Whether she was crazy or not, Casey jumped out of the pool. She grabbed her towel off the lounger and raced for the back door to the fourplex, once a shotgun house with a hall that ran from the front to the back and offered doors to the four apartments.

She threw open the door and slammed into someone. She nearly screamed.

Someone tall and dark and ridiculously solid, yet still nothing but a hulking shape in the night.

But then the shape spoke.

“Miss Nicholson. I’m sorry if I startled you. A woman who said her name was Lilly let me in and said that I’d find you out back,” he said.

Him!

The man from the shop.

“Oh, my God. What are you doing following me here? Coming to my home?” she demanded in a desperate whisper.

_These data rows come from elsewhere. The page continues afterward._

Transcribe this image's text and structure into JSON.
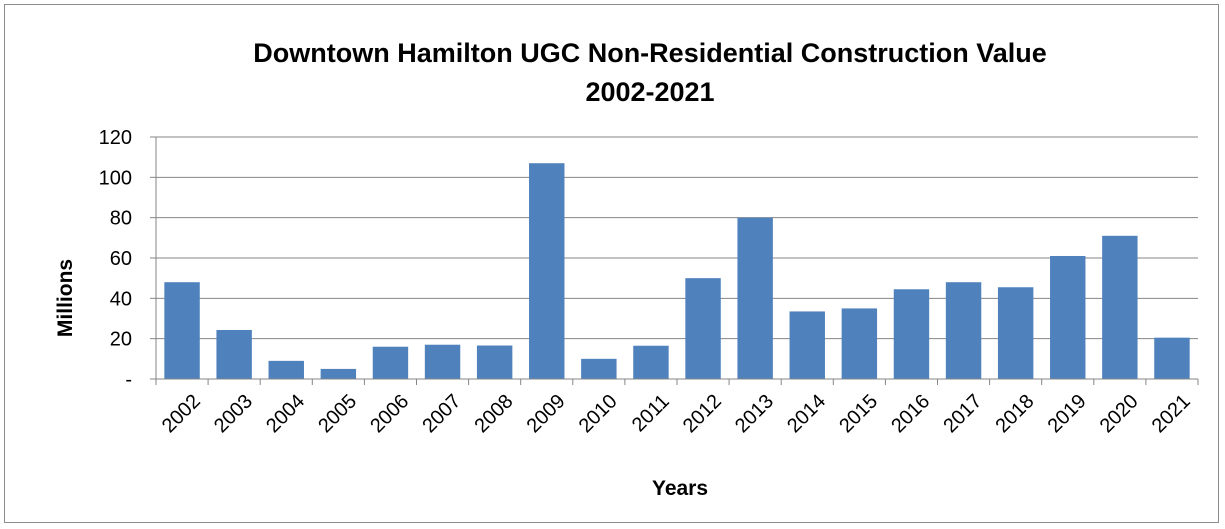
{
  "chart_data": {
    "type": "bar",
    "title_line1": "Downtown Hamilton UGC Non-Residential Construction Value",
    "title_line2": "2002-2021",
    "xlabel": "Years",
    "ylabel": "Millions",
    "ylim": [
      0,
      120
    ],
    "y_ticks": [
      {
        "value": 0,
        "label": "-"
      },
      {
        "value": 20,
        "label": "20"
      },
      {
        "value": 40,
        "label": "40"
      },
      {
        "value": 60,
        "label": "60"
      },
      {
        "value": 80,
        "label": "80"
      },
      {
        "value": 100,
        "label": "100"
      },
      {
        "value": 120,
        "label": "120"
      }
    ],
    "categories": [
      "2002",
      "2003",
      "2004",
      "2005",
      "2006",
      "2007",
      "2008",
      "2009",
      "2010",
      "2011",
      "2012",
      "2013",
      "2014",
      "2015",
      "2016",
      "2017",
      "2018",
      "2019",
      "2020",
      "2021"
    ],
    "values": [
      48,
      24.3,
      9,
      5,
      16,
      17,
      16.6,
      107,
      10,
      16.5,
      50,
      80,
      33.5,
      35,
      44.5,
      48,
      45.5,
      61,
      71,
      20.5
    ],
    "bar_color": "#4f81bd",
    "grid": true,
    "legend": "none"
  }
}
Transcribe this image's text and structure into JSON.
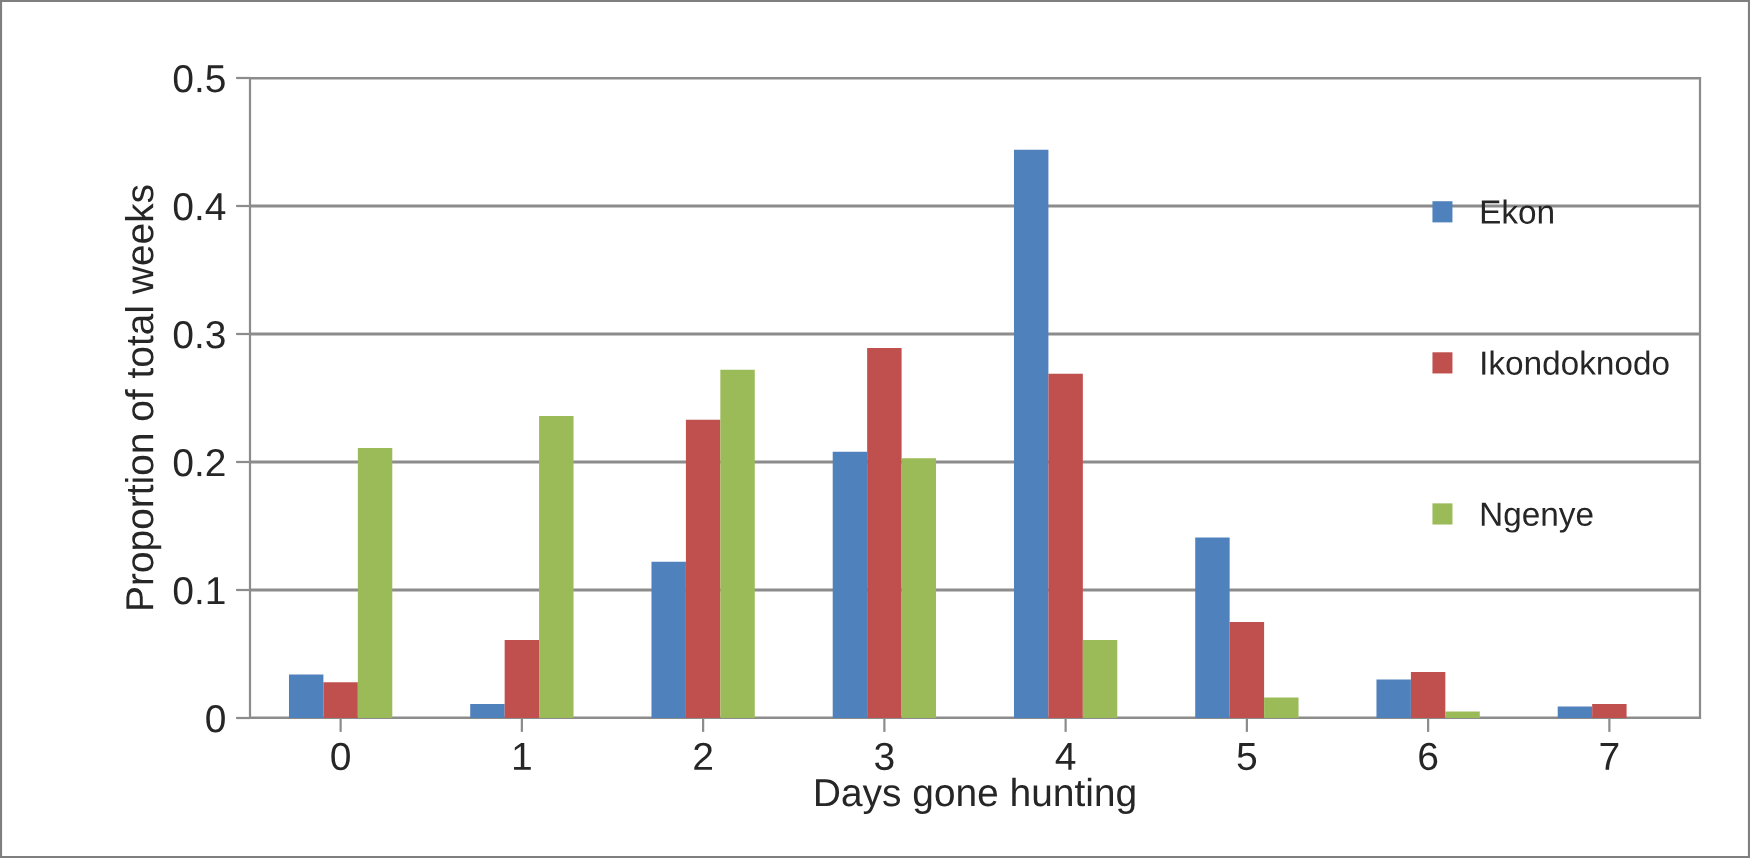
{
  "chart_data": {
    "type": "bar",
    "xlabel": "Days gone hunting",
    "ylabel": "Proportion of total weeks",
    "categories": [
      "0",
      "1",
      "2",
      "3",
      "4",
      "5",
      "6",
      "7"
    ],
    "series": [
      {
        "name": "Ekon",
        "color": "#4f81bd",
        "values": [
          0.034,
          0.011,
          0.122,
          0.208,
          0.444,
          0.141,
          0.03,
          0.009
        ]
      },
      {
        "name": "Ikondoknodo",
        "color": "#c0504d",
        "values": [
          0.028,
          0.061,
          0.233,
          0.289,
          0.269,
          0.075,
          0.036,
          0.011
        ]
      },
      {
        "name": "Ngenye",
        "color": "#9bbb59",
        "values": [
          0.211,
          0.236,
          0.272,
          0.203,
          0.061,
          0.016,
          0.005,
          null
        ]
      }
    ],
    "ylim": [
      0,
      0.5
    ],
    "yticks": [
      0,
      0.1,
      0.2,
      0.3,
      0.4,
      0.5
    ],
    "grid": "y",
    "legend": "right"
  }
}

She only realized then that he was holding her, steadying her.

“Trying to make sure you don’t get killed,” he said, his tone dry...

And carrying a frightening ring of truth.

 

 

Chapter 4

 

Denial. Seriously. She couldn’t really have spent the evening before chatting with a ghost. And if so, she had done what the ghost wanted.

She couldn’t be in danger herself.

Casey shook her head, trying to make something that resembled sense and logic out of it all.

“Back up,” she said. “I don’t understand. There’s no reason for anyone to want to kill me, to follow me,” she said, speaking quickly, trying to regain her sense of balance.

She stepped back at last, realizing he’d still been holding her. She murmured, “I’m sorry. I’m sorry. I’m soaked, and I just got you all wet. But—wait! You’re the one following me, you...how are you here? I don’t...I don’t owe you an apology. I...”

He couldn’t have been whoever Lily had said was out back in the bushes. He was standing here.

He took her by the shoulders, calming her, and he met her eyes with his own as he spoke in a soft voice. “Why are you in such a panic? This isn’t because I was at your back door just walking out. You were terrified of something else, Casey. What happened? What’s going on?” He gently tightened his grip. “And why are you still shaking?”

“I’m not. I—”

She broke off. What did she say to an FBI agent who had already knocked her for being a so-called medium?

“There was a noise in the bushes. I guess it scared me. I—I thought someone was back there.”

He froze and dropped his hands. A seriousness took over his entire demeanor. “Get in your room and lock the door after you lock this one and the front entry. When I’m back, I’ll ring.”

She nodded.

“I mean it, Casey. Do it. You may be in danger.”

“Yes.”

He stepped out the back. She watched him as he raced around the pool and disappeared into the hedges.

Lock the front door.

She hurried to do it and then slipped through her own door and locked it as well. For a moment, she stood there panting. Then she wasn’t sure what to do.